Ostatnio byłam na konferencji pt.: “Coaching Week”, odbywającej się w poznańskim Collegium Da Vinci . Niestety nie mogłam być na wszystkich wykładach. Tak czy owak, wyszłam stamtąd z dużą dawką inspiracji, m.in. na temat NLP, metaprogramów, mindfullness oraz przełożenia tego na sprzedaż software.
Może krótkie wprowadzenie odnośnie tego, czym jest tak popularna obecnie idea MINDFULLNESS. Wielu autorów ma różne definicje tego pojęcia. Jednak tym, które najbardziej odnosi się, moim zdaniem, do sprzedaży e-commerce oraz sprzedaży w ogóle, jest uważność oraz bycie całkowicie obecnym na doświadczenia płynące z zewnątrz (inni ludzi, z którymi mamy do czynienia) oraz z wewnątrz (nasze odczucia, myśli, emocje).
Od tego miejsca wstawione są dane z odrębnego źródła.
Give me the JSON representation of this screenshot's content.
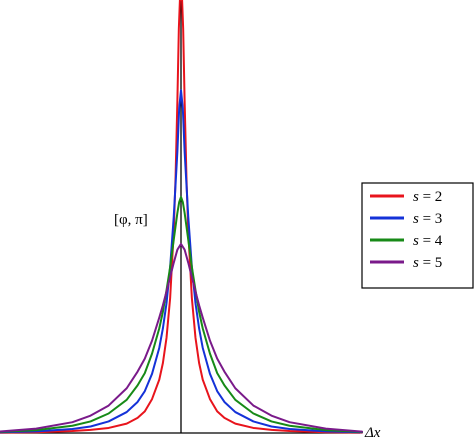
{
  "chart_data": {
    "type": "line",
    "title": "",
    "xlabel": "Δx",
    "ylabel": "[φ, π]",
    "xlim": [
      -5,
      5
    ],
    "ylim": [
      0,
      6
    ],
    "grid": false,
    "legend_position": "right",
    "series": [
      {
        "name": "s = 2",
        "label_symbol": "s",
        "label_value": "2",
        "color": "#e8141c",
        "x": [
          -5,
          -4,
          -3,
          -2.5,
          -2,
          -1.5,
          -1.2,
          -1,
          -0.8,
          -0.6,
          -0.5,
          -0.4,
          -0.3,
          -0.2,
          -0.15,
          -0.1,
          -0.06,
          -0.03,
          0,
          0.03,
          0.06,
          0.1,
          0.15,
          0.2,
          0.3,
          0.4,
          0.5,
          0.6,
          0.8,
          1,
          1.2,
          1.5,
          2,
          2.5,
          3,
          4,
          5
        ],
        "y": [
          0.005,
          0.01,
          0.028,
          0.043,
          0.07,
          0.13,
          0.21,
          0.3,
          0.47,
          0.74,
          0.97,
          1.32,
          1.87,
          2.8,
          3.55,
          4.6,
          5.6,
          6.0,
          6.0,
          6.0,
          5.6,
          4.6,
          3.55,
          2.8,
          1.87,
          1.32,
          0.97,
          0.74,
          0.47,
          0.3,
          0.21,
          0.13,
          0.07,
          0.043,
          0.028,
          0.01,
          0.005
        ]
      },
      {
        "name": "s = 3",
        "label_symbol": "s",
        "label_value": "3",
        "color": "#1432d8",
        "x": [
          -5,
          -4,
          -3,
          -2.5,
          -2,
          -1.5,
          -1.2,
          -1,
          -0.8,
          -0.6,
          -0.5,
          -0.4,
          -0.3,
          -0.2,
          -0.1,
          -0.05,
          0,
          0.05,
          0.1,
          0.2,
          0.3,
          0.4,
          0.5,
          0.6,
          0.8,
          1,
          1.2,
          1.5,
          2,
          2.5,
          3,
          4,
          5
        ],
        "y": [
          0.01,
          0.022,
          0.055,
          0.09,
          0.16,
          0.29,
          0.43,
          0.58,
          0.82,
          1.18,
          1.45,
          1.8,
          2.3,
          3.0,
          3.9,
          4.5,
          4.75,
          4.5,
          3.9,
          3.0,
          2.3,
          1.8,
          1.45,
          1.18,
          0.82,
          0.58,
          0.43,
          0.29,
          0.16,
          0.09,
          0.055,
          0.022,
          0.01
        ]
      },
      {
        "name": "s = 4",
        "label_symbol": "s",
        "label_value": "4",
        "color": "#178a17",
        "x": [
          -5,
          -4,
          -3,
          -2.5,
          -2,
          -1.5,
          -1.2,
          -1,
          -0.8,
          -0.6,
          -0.5,
          -0.4,
          -0.3,
          -0.2,
          -0.1,
          -0.05,
          0,
          0.05,
          0.1,
          0.2,
          0.3,
          0.4,
          0.5,
          0.6,
          0.8,
          1,
          1.2,
          1.5,
          2,
          2.5,
          3,
          4,
          5
        ],
        "y": [
          0.015,
          0.04,
          0.1,
          0.16,
          0.27,
          0.46,
          0.66,
          0.83,
          1.1,
          1.45,
          1.68,
          1.98,
          2.3,
          2.68,
          3.05,
          3.2,
          3.27,
          3.2,
          3.05,
          2.68,
          2.3,
          1.98,
          1.68,
          1.45,
          1.1,
          0.83,
          0.66,
          0.46,
          0.27,
          0.16,
          0.1,
          0.04,
          0.015
        ]
      },
      {
        "name": "s = 5",
        "label_symbol": "s",
        "label_value": "5",
        "color": "#7a1a8a",
        "x": [
          -5,
          -4,
          -3,
          -2.5,
          -2,
          -1.5,
          -1.2,
          -1,
          -0.8,
          -0.6,
          -0.5,
          -0.4,
          -0.3,
          -0.2,
          -0.1,
          0,
          0.1,
          0.2,
          0.3,
          0.4,
          0.5,
          0.6,
          0.8,
          1,
          1.2,
          1.5,
          2,
          2.5,
          3,
          4,
          5
        ],
        "y": [
          0.02,
          0.06,
          0.15,
          0.24,
          0.38,
          0.62,
          0.85,
          1.03,
          1.28,
          1.6,
          1.77,
          1.96,
          2.16,
          2.36,
          2.54,
          2.62,
          2.54,
          2.36,
          2.16,
          1.96,
          1.77,
          1.6,
          1.28,
          1.03,
          0.85,
          0.62,
          0.38,
          0.24,
          0.15,
          0.06,
          0.02
        ]
      }
    ]
  }
}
Psychologia w sprzedaży i marketingu zawsze była i będzie obecna. Jednak im trudniejsze usługi, personalizowane przedmioty i nowe technologie sprzedajemy, tym wydaje mi się bardziej nieuniknione jest skorzystanie z wiedzy płynącej z innej dziedziny naukowej, na przykład takiej jaką jest psychologia. Musimy sprzedawać inaczej. Przecież mamy Internet i wiele innych, nowych kanałów dystrybucji. Tym samym musimy personalizować zarówno sprzedaż samą w sobie, jak i produkty, które oferujemy.
Wracając do Mindfullness, którego rozumienie pozwoli nam włączyć do sprzedaży metaprogramy. Ok, zatem czym one są? Metaprogramy to “mechanizmy” – każdy z nas posługuje się innymi, wszelkimi możliwymi ich kombinacjami. Zrozumienie ich oraz zastosowanie w aktywnej, spersonalizowanej sprzedaży pozwoli nam być bardziej świadomym tego co robimy, no i oczywiście sprzedawać więcej.
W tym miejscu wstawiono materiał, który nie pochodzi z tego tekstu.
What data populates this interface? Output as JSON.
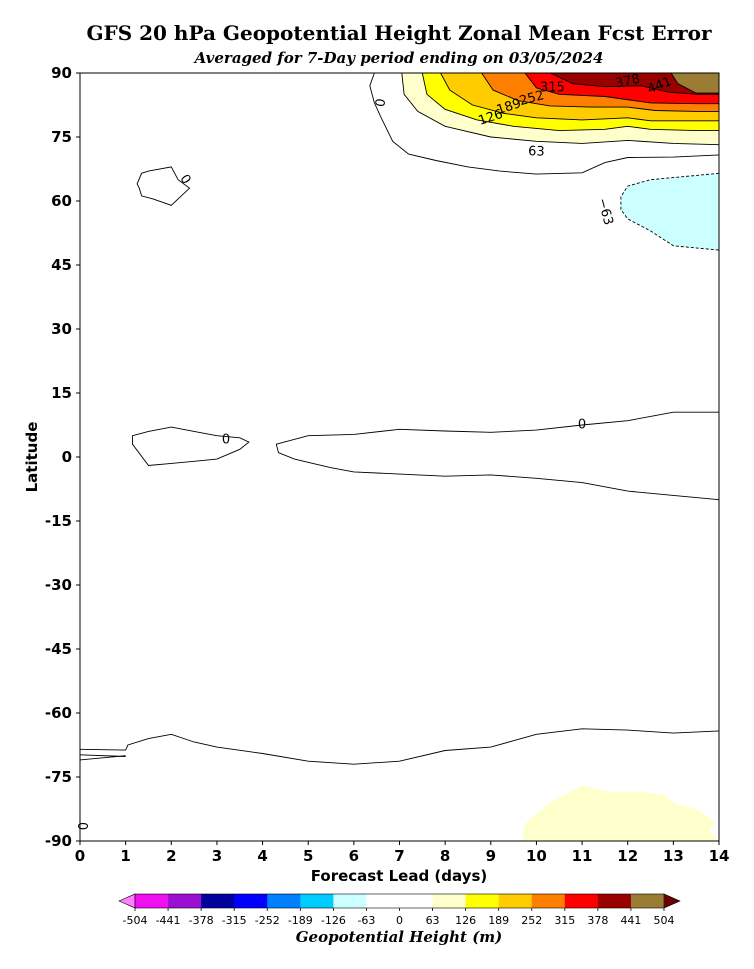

Poniżej omówię kilka metaprogramów oraz to, jak je rozpoznać u ludzi, którzy ich używają:
- Motywacja
Jednych motywuje finalny cel, innych zmotywuje ominięcie przeszkód. Sprzedając takiej osobie powinniśmy zwracać naszą prezentację w określonym kierunku, a dokładnie w tym, w którym dana osoba widzi problem do rozwiązania. Do tego między innymi posłuży nam mindfullness, aktywne słuchanie osoby, której coś proponujemy. Osoba musi czuć, że dane rozwiązanie faktycznie do niej pasuje.
- Podobieństwa vs. Różnice
Tutaj, podobnie jak zostało to już wspomniane powyżej, są 2 typy ludzi. Jedni porównując coś skupią się na różnicach między, załóżmy wakacjami, na których byli, inni na podobieństwach. Poprowadźmy rozmowę tak, by dana osoba czuła się bezpiecznie, pomimo tego, że np. software, który kupuje nie jest jej działką. Dzięki dobrej prezentacji możemy daną osobę przekonać i rozwiać jej obawy.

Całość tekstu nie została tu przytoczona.